In premium grapes, photosynthesis breaks down at temperatures above 95°F (35°C). Flavor ripening can fail with prolonged exposure to temperatures above 86°F (30°C).

Diffenbaugh's team found that as carbon dioxide gases increase, average growing-season temperatures might rise by about 5°F (3°C) by the year 2100.

Although that's a fairly significant change, an average of warmer days isn't by itself catastrophic for grape-growers, Diffenbaugh said.

The scientists also found that California's Napa and Sonoma wine regions, which currently see fewer than 14 superhot days each year, will see 55 or 60 of them by late in this century (California map, facts, more).

That's enough to completely knock out premium wine production in these regions, Diffenbaugh said.

Diffenbaugh's team used a climate model that was detailed enough to show changes on a 2.4-mile (4-kilometer) grid.

This allowed them to pick out small niches where wine grapes might still thrive in a warmer world.

The study also took into account the fact that warmer temperatures will open up two regions that Diffenbaugh considers to be presently unsuitable for premium wine growing.

"That's the coastal Pacific Northwest and the Northeast from upstate New York through Maine," Diffenbaugh said.

He adds that these regions' high humidity and frequent rains can undercut their grape-growing suitability because of fungus, rot, and mildew.

Chris Field, director of the Carnegie Institution's department of global ecology in Stanford, California, says that the new study represents an important advance in our understanding of global warming.

"This approach begins to give a much sharper picture of the kinds of things that can occur locally—the short-timescale events that can be very important for crops," he said.

Overall, he says, it's an additional reason to be concerned about climate change (see the current and future effects of global warming in National Geographic magazine).

"The picture they come out with is that the stresses are greater when you take these types of things into account.
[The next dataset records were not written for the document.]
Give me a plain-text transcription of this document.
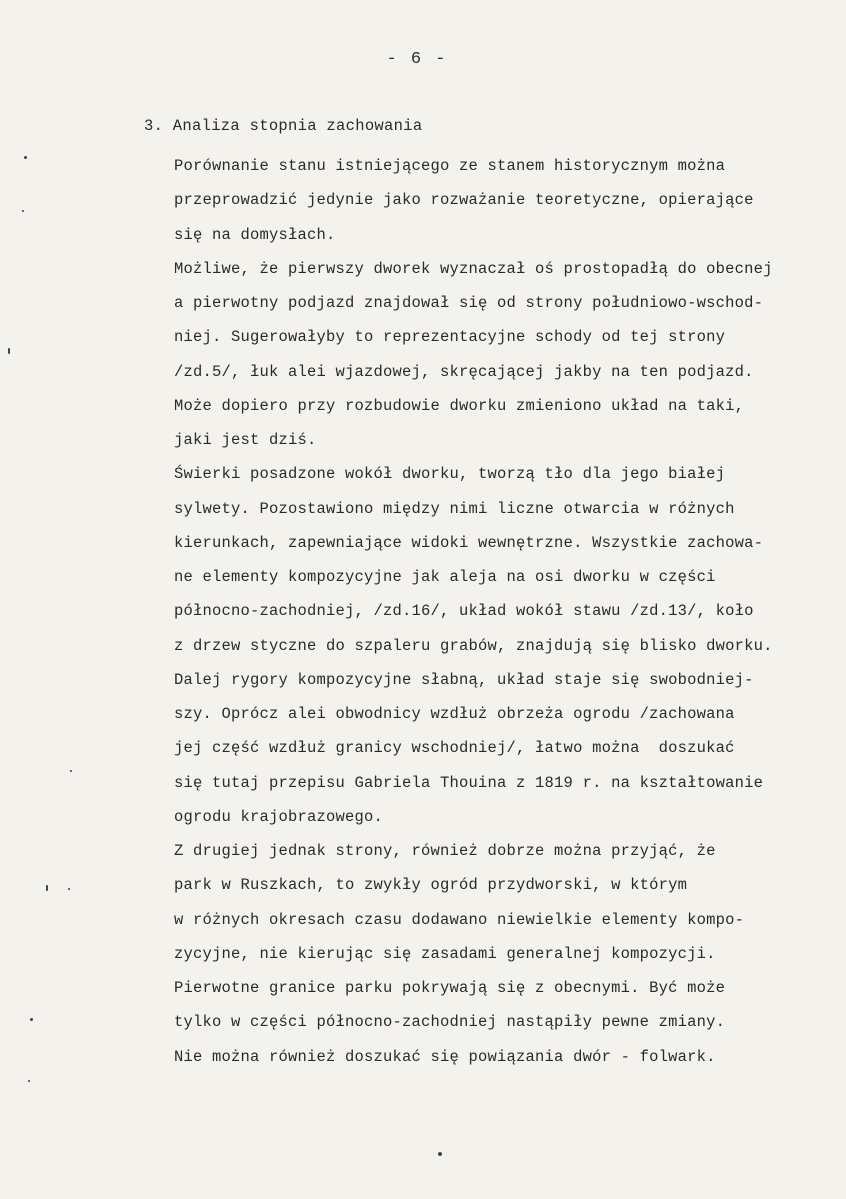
- 6 -
3. Analiza stopnia zachowania
Porównanie stanu istniejącego ze stanem historycznym można
przeprowadzić jedynie jako rozważanie teoretyczne, opierające
się na domysłach.
Możliwe, że pierwszy dworek wyznaczał oś prostopadłą do obecnej
a pierwotny podjazd znajdował się od strony południowo-wschod-
niej. Sugerowałyby to reprezentacyjne schody od tej strony
/zd.5/, łuk alei wjazdowej, skręcającej jakby na ten podjazd.
Może dopiero przy rozbudowie dworku zmieniono układ na taki,
jaki jest dziś.
Świerki posadzone wokół dworku, tworzą tło dla jego białej
sylwety. Pozostawiono między nimi liczne otwarcia w różnych
kierunkach, zapewniające widoki wewnętrzne. Wszystkie zachowa-
ne elementy kompozycyjne jak aleja na osi dworku w części
północno-zachodniej, /zd.16/, układ wokół stawu /zd.13/, koło
z drzew styczne do szpaleru grabów, znajdują się blisko dworku.
Dalej rygory kompozycyjne słabną, układ staje się swobodniej-
szy. Oprócz alei obwodnicy wzdłuż obrzeża ogrodu /zachowana
jej część wzdłuż granicy wschodniej/, łatwo można  doszukać
się tutaj przepisu Gabriela Thouina z 1819 r. na kształtowanie
ogrodu krajobrazowego.
Z drugiej jednak strony, również dobrze można przyjąć, że
park w Ruszkach, to zwykły ogród przydworski, w którym
w różnych okresach czasu dodawano niewielkie elementy kompo-
zycyjne, nie kierując się zasadami generalnej kompozycji.
Pierwotne granice parku pokrywają się z obecnymi. Być może
tylko w części północno-zachodniej nastąpiły pewne zmiany.
Nie można również doszukać się powiązania dwór - folwark.
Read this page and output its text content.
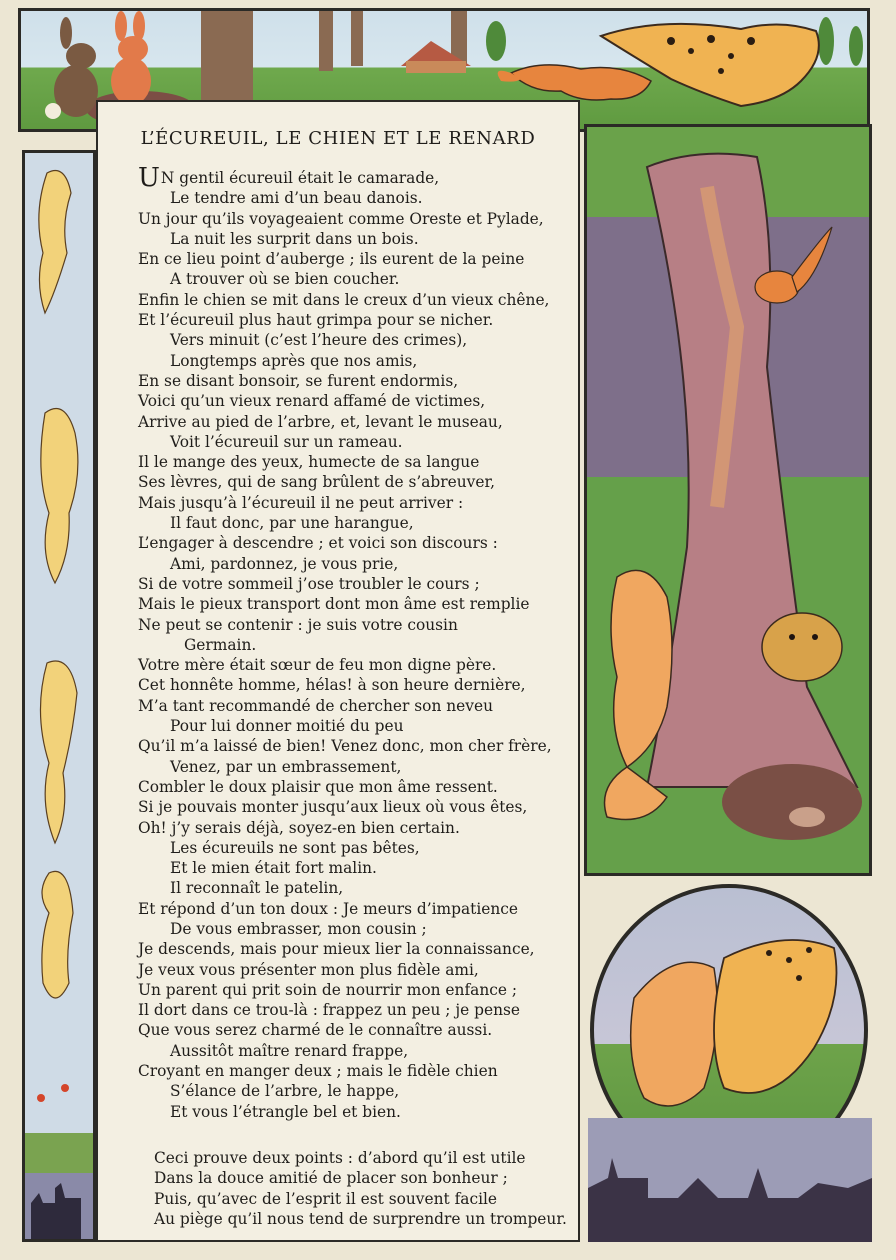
L’ÉCUREUIL, LE CHIEN ET LE RENARD
UN gentil écureuil était le camarade,
Le tendre ami d’un beau danois.
Un jour qu’ils voyageaient comme Oreste et Pylade,
La nuit les surprit dans un bois.
En ce lieu point d’auberge ; ils eurent de la peine
A trouver où se bien coucher.
Enfin le chien se mit dans le creux d’un vieux chêne,
Et l’écureuil plus haut grimpa pour se nicher.
Vers minuit (c’est l’heure des crimes),
Longtemps après que nos amis,
En se disant bonsoir, se furent endormis,
Voici qu’un vieux renard affamé de victimes,
Arrive au pied de l’arbre, et, levant le museau,
Voit l’écureuil sur un rameau.
Il le mange des yeux, humecte de sa langue
Ses lèvres, qui de sang brûlent de s’abreuver,
Mais jusqu’à l’écureuil il ne peut arriver :
Il faut donc, par une harangue,
L’engager à descendre ; et voici son discours :
Ami, pardonnez, je vous prie,
Si de votre sommeil j’ose troubler le cours ;
Mais le pieux transport dont mon âme est remplie
Ne peut se contenir : je suis votre cousin
Germain.
Votre mère était sœur de feu mon digne père.
Cet honnête homme, hélas! à son heure dernière,
M’a tant recommandé de chercher son neveu
Pour lui donner moitié du peu
Qu’il m’a laissé de bien! Venez donc, mon cher frère,
Venez, par un embrassement,
Combler le doux plaisir que mon âme ressent.
Si je pouvais monter jusqu’aux lieux où vous êtes,
Oh! j’y serais déjà, soyez-en bien certain.
Les écureuils ne sont pas bêtes,
Et le mien était fort malin.
Il reconnaît le patelin,
Et répond d’un ton doux : Je meurs d’impatience
De vous embrasser, mon cousin ;
Je descends, mais pour mieux lier la connaissance,
Je veux vous présenter mon plus fidèle ami,
Un parent qui prit soin de nourrir mon enfance ;
Il dort dans ce trou-là : frappez un peu ; je pense
Que vous serez charmé de le connaître aussi.
Aussitôt maître renard frappe,
Croyant en manger deux ; mais le fidèle chien
S’élance de l’arbre, le happe,
Et vous l’étrangle bel et bien.
Ceci prouve deux points : d’abord qu’il est utile
Dans la douce amitié de placer son bonheur ;
Puis, qu’avec de l’esprit il est souvent facile
Au piège qu’il nous tend de surprendre un trompeur.
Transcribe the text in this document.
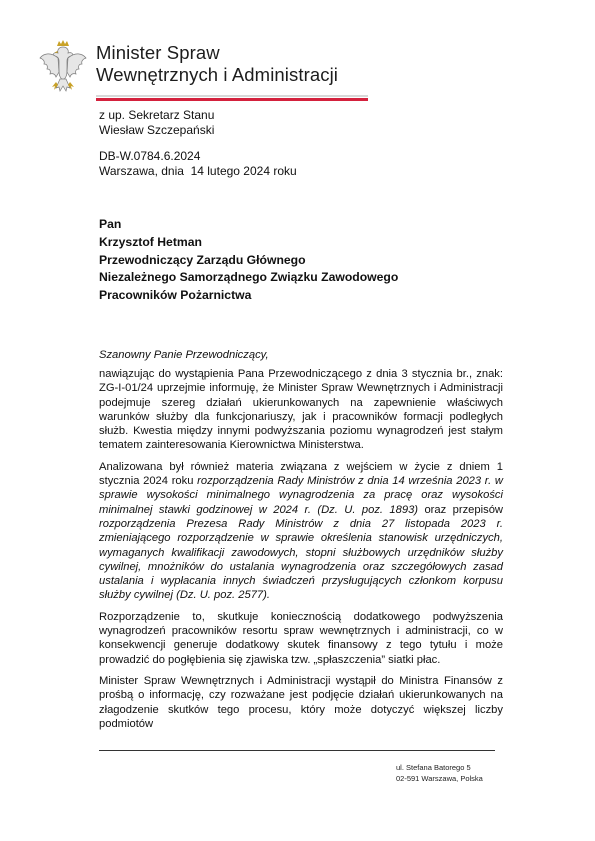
Minister Spraw
Wewnętrznych i Administracji
z up. Sekretarz Stanu
Wiesław Szczepański
DB-W.0784.6.2024
Warszawa, dnia  14 lutego 2024 roku
Pan
Krzysztof Hetman
Przewodniczący Zarządu Głównego
Niezależnego Samorządnego Związku Zawodowego
Pracowników Pożarnictwa
Szanowny Panie Przewodniczący,

nawiązując do wystąpienia Pana Przewodniczącego z dnia 3 stycznia br., znak: ZG-I-01/24 uprzejmie informuję, że Minister Spraw Wewnętrznych i Administracji podejmuje szereg działań ukierunkowanych na zapewnienie właściwych warunków służby dla funkcjonariuszy, jak i pracowników formacji podległych służb. Kwestia między innymi podwyższania poziomu wynagrodzeń jest stałym tematem zainteresowania Kierownictwa Ministerstwa.

Analizowana był również materia związana z wejściem w życie z dniem 1 stycznia 2024 roku rozporządzenia Rady Ministrów z dnia 14 września 2023 r. w sprawie wysokości minimalnego wynagrodzenia za pracę oraz wysokości minimalnej stawki godzinowej w 2024 r. (Dz. U. poz. 1893) oraz przepisów rozporządzenia Prezesa Rady Ministrów z dnia 27 listopada 2023 r. zmieniającego rozporządzenie w sprawie określenia stanowisk urzędniczych, wymaganych kwalifikacji zawodowych, stopni służbowych urzędników służby cywilnej, mnożników do ustalania wynagrodzenia oraz szczegółowych zasad ustalania i wypłacania innych świadczeń przysługujących członkom korpusu służby cywilnej (Dz. U. poz. 2577).

Rozporządzenie to, skutkuje koniecznością dodatkowego podwyższenia wynagrodzeń pracowników resortu spraw wewnętrznych i administracji, co w konsekwencji generuje dodatkowy skutek finansowy z tego tytułu i może prowadzić do pogłębienia się zjawiska tzw. „spłaszczenia” siatki płac.

Minister Spraw Wewnętrznych i Administracji wystąpił do Ministra Finansów z prośbą o informację, czy rozważane jest podjęcie działań ukierunkowanych na złagodzenie skutków tego procesu, który może dotyczyć większej liczby podmiotów

ul. Stefana Batorego 5
02-591 Warszawa, Polska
"You can read [this study] as saying that the more we understand [about climate shift] the more serious the trends look. As we get a more sharply focused picture, we see additional stresses on lifestyles and economic systems."

Engineering Pinot Noir?

In California, late-season heat waves caused substantial wine-grape losses in 2003 and 2004.

But interest in the warming scare faded when 2005 produced better weather, says Dave Smart, of the department of viticulture (grape cultivation) and enology (study of wine-making) at the University of California, Davis.

"The wine-grape industry is not at all prepared for the consequences of climate warming," Smart wrote in an email to National Geographic News.

One method of mitigating heat damage, he says, is by installing overhead sprinkler systems in vineyards.

"However, the extent to which this strategy can be applied … may be extremely limited as we enter an era of increasing scarcity of water." (Related news: "UN Highlights World Water Crisis" [June 2003].)

In parts of Europe, he added, wineries are attempting a long-term policy of buying land in isolated regions where climate models indicate the weather will still be ideal for growing high-quality wine.

This suggests that the European wine community has "embraced that climate change is real and will have consequences to wine-grape production," Smart said.

Diffenbaugh notes that his study looked merely at climate and not at the things that wine producers might be able to do to cope.

He suggests, though, that wine makers may be able to create new grape varieties that would be more tolerant to heat, possibly by genetic engineering.

In the U.S. Midwest, he says, corn and soybean producers don't see global warming as a critical barrier to production.

"The people who do genetic engineering are pretty confident that given, say, ten years warning, they could engineer varieties of corn and soybeans that would be tolerant to whatever is coming."